Researchers at Dartmouth University have found that a 3D printed shape covered in aluminum foil can improve wireless range and increase Wi-Fi security. The project, which appeared on Eurekalert, involves placing a reflector on and around a Wi-Fi router’s antennae to shape the beam, increasing range and preventing it from passing through to unwanted spaces.
“With a simple investment of about $35 and specifying coverage requirements, a wireless reflector can be custom-built to outperform antennae that cost thousands of dollars,” said Xia Zhou, a Dartmouth assistant professor.
In their paper, Zhou and her colleagues tested multiple styles of directional antennas and also tested an “anecdotal” solution that involved sticking a soda can behind a router to shape the radio waves towards a target.
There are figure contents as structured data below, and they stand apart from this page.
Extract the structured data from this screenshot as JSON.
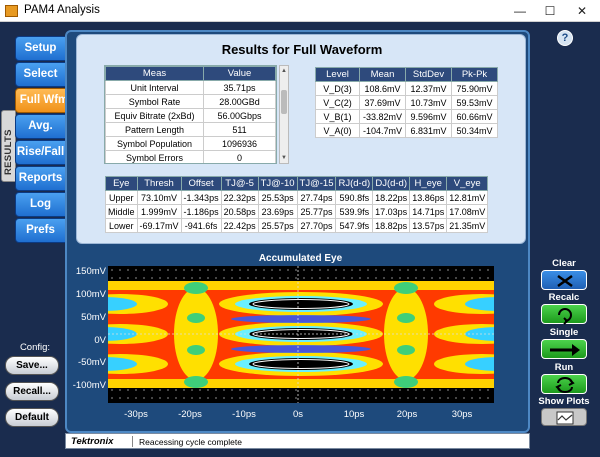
{
  "window": {
    "title": "PAM4 Analysis",
    "minimize": "—",
    "maximize": "☐",
    "close": "✕"
  },
  "sidebar": {
    "results_tab": "RESULTS",
    "items": [
      {
        "label": "Setup"
      },
      {
        "label": "Select"
      },
      {
        "label": "Full Wfm",
        "active": true
      },
      {
        "label": "Avg. Wfm"
      },
      {
        "label": "Rise/Fall"
      },
      {
        "label": "Reports"
      },
      {
        "label": "Log"
      },
      {
        "label": "Prefs"
      }
    ],
    "config_label": "Config:",
    "config_buttons": {
      "save": "Save...",
      "recall": "Recall...",
      "default": "Default"
    }
  },
  "results": {
    "title": "Results for Full Waveform",
    "meas_table": {
      "headers": [
        "Meas",
        "Value"
      ],
      "rows": [
        [
          "Unit Interval",
          "35.71ps"
        ],
        [
          "Symbol Rate",
          "28.00GBd"
        ],
        [
          "Equiv Bitrate (2xBd)",
          "56.00Gbps"
        ],
        [
          "Pattern Length",
          "511"
        ],
        [
          "Symbol Population",
          "1096936"
        ],
        [
          "Symbol Errors",
          "0"
        ]
      ]
    },
    "level_table": {
      "headers": [
        "Level",
        "Mean",
        "StdDev",
        "Pk-Pk"
      ],
      "rows": [
        [
          "V_D(3)",
          "108.6mV",
          "12.37mV",
          "75.90mV"
        ],
        [
          "V_C(2)",
          "37.69mV",
          "10.73mV",
          "59.53mV"
        ],
        [
          "V_B(1)",
          "-33.82mV",
          "9.596mV",
          "60.66mV"
        ],
        [
          "V_A(0)",
          "-104.7mV",
          "6.831mV",
          "50.34mV"
        ]
      ]
    },
    "eye_table": {
      "headers": [
        "Eye",
        "Thresh",
        "Offset",
        "TJ@-5",
        "TJ@-10",
        "TJ@-15",
        "RJ(d-d)",
        "DJ(d-d)",
        "H_eye",
        "V_eye"
      ],
      "rows": [
        [
          "Upper",
          "73.10mV",
          "-1.343ps",
          "22.32ps",
          "25.53ps",
          "27.74ps",
          "590.8fs",
          "18.22ps",
          "13.86ps",
          "12.81mV"
        ],
        [
          "Middle",
          "1.999mV",
          "-1.186ps",
          "20.58ps",
          "23.69ps",
          "25.77ps",
          "539.9fs",
          "17.03ps",
          "14.71ps",
          "17.08mV"
        ],
        [
          "Lower",
          "-69.17mV",
          "-941.6fs",
          "22.42ps",
          "25.57ps",
          "27.70ps",
          "547.9fs",
          "18.82ps",
          "13.57ps",
          "21.35mV"
        ]
      ]
    }
  },
  "eye_plot": {
    "title": "Accumulated Eye",
    "y_labels": [
      "150mV",
      "100mV",
      "50mV",
      "0V",
      "-50mV",
      "-100mV"
    ],
    "x_labels": [
      "-30ps",
      "-20ps",
      "-10ps",
      "0s",
      "10ps",
      "20ps",
      "30ps"
    ]
  },
  "actions": {
    "help": "?",
    "clear": "Clear",
    "recalc": "Recalc",
    "single": "Single",
    "run": "Run",
    "show_plots": "Show Plots"
  },
  "status": {
    "brand": "Tektronix",
    "message": "Reacessing cycle complete"
  }
}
After a few iterations, they were able to create specific shapes to increase Wi-Fi reception in specific rooms. They then created a program called WiPrint that 3D prints the exact shape needed to form the beams for better coverage and security. Once printed all you have to do is cover them in aluminum foil.
The team found that their reflectors could accurately shape Wi-Fi beams to avoid some spaces and favor others, thereby increasing security and coverage. For example, you could shape your beam to avoid going out a window into the street but be stronger in a room nearby.
They haven’t yet released the software but rest assured that your grandpa was right: aluminum foil and antennas do mix.
Abstract
Judicious control of indoor wireless coverage is crucial in built environments. It enhances signal reception, reduces harmful interference, and raises the barrier for malicious attackers. Existing methods are either costly, vulnerable to attacks, or hard to configure. We present a low-cost, secure, and easy-to-configure approach that uses an easily-accessible, 3D-fabricated reflector to customize wireless coverage. With input on coarse-grained environment setting and preferred coverage (e.g., areas with signals to be strengthened or weakened), the system computes an optimized reflector shape tailored to the given environment. The user simply 3D prints the reflector and places it around a Wi-Fi access point to realize the target coverage. We conduct experiments to examine the efficacy and limits of optimized reflectors in different indoor settings. Results show that optimized reflectors coexist with a variety of Wi-Fi APs and correctly weaken or enhance signals in target areas by up to 10 or 6 dB, resulting to throughput changes by up to -63.3% or 55.1%.